Architecture is ARM, x86 and x86_64. I need to support C++03 with gcc 4.6 and higher.

Code

is something like this:

// variables shared between threads
bool updateAvailable;
SomeMutex dataMutex;
std::string myData;

// variables used only in Thread R
std::string myDataCache;

// Thread W
SomeMutex.Lock();
myData = "newData";
updateAvailable = true;
SomeMutex.Unlock();

// Thread R

if(updateAvailable)
{
    SomeMutex.Lock();
    myDataCache = myData;
    updateAvailable = false;
    SomeMutex.Unlock();
}

doSomethingWith(myDataCache);

My Question

In Thread R no locking or barriers occur in the "fast path" (no update available). Is this an error? What are the consequences of this design?

Do I need to qualify updateAvailable as volatile?

Will R get the update eventually?

My understanding so far

Is it safe regarding data consistency?

This looks a bit like "Double Checked Locking". According to http://www.cs.umd.edu/~pugh/java/memoryModel/DoubleCheckedLocking.html a memory barrier can be used to fix it in C++.
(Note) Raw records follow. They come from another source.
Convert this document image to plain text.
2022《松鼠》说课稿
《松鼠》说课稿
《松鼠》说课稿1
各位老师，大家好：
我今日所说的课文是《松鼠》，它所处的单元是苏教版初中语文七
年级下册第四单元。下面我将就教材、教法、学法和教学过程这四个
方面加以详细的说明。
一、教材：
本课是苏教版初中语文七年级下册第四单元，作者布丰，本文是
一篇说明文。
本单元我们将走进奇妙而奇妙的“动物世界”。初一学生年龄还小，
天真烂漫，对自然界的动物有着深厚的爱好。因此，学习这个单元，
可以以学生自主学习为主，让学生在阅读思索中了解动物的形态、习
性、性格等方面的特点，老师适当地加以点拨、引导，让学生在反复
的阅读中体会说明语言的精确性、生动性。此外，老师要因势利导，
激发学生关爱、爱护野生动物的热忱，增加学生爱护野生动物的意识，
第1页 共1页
However the major difference here is that the shared resource is never touched/read in the Reader fast path. When updating the cache, the consistency is guaranteed by the mutex.

Will R get the update?

Here is where it gets tricky. As I understand it, the CPU running Thread R could cache updateAvailable indefinitely, effectively moving the Read way way before the actual if statement.

So the update could take until the next cache flush, for example when another thread or process is scheduled.

Solution

Do I need to qualify updateAvailable as volatile?

As volatile doesn't correlate with threading model in C++, you should use atomics for make your program strictly standard-confirmant:

On C++11 or newer preferable way is to use atomic<bool> with memory_order_relaxed store/load:

atomic<bool> updateAvailable;

//Writer
....
updateAvailable.store(true, std::memory_order_relaxed); //set (under mutex locked)

// Reader

if(updateAvailable.load(std::memory_order_relaxed)) // check
{
    ...
    updateAvailable.store(false, std::memory_order_relaxed); // clear (under mutex locked)
    ....
}

gcc since 4.7 supports similar functionality with in its atomic builtins.

As for gcc 4.6, it seems there is not strictly-confirmant way to evade fences when access updateAvailable variable. Actually, memory fence is usually much faster than 10-100ms order of time. So you can use its own atomic builtins:

int updateAvailable = 0;

//Writer
...
__sync_fetch_and_or(&updateAvailable, 1); // set to non-zero
....

//Reader
if(__sync_fetch_and_and(&updateAvailable, 1)) // check, but never change
{
    ...
    __sync_fetch_and_and(&updateAvailable, 0); // clear
    ...
}

Is it safe regarding data consistency?

Yes, it is safe. Your reason is absolutely correct here:

the shared resource is never touched/read in the Reader fast path.

This is NOT double-check locking!

It is explicitely stated in the question itself.

In case when updateAvailable is false, Reader thread uses variable myDataCache which is local to the thread (no other threads use it). With double-check locking scheme all threads use shared object directly.

Why memory fences/barriers are NOT NEEDED here

The only variable, accessed concurrently, is updateAvailable. myData variable is accessed with mutex protection, which provides all needed fences. myDataCache is local to the Reader thread.

When Reader thread sees updateAvailable variable to be false, it uses myDataCache variable, which is changed by the thread itself. Program order garantees correct visibility of changes in that case.

As for visibility garantees for variable updateAvailable, C++11 standard provide such garantees for atomic variable even without fences. 29.3 p13 says:

Implementations should make atomic stores visible to atomic loads within a reasonable amount of time.

Jonathan Wakely has confirmed, that this paragraph is applied even to memory_order_relaxed accesses in chat.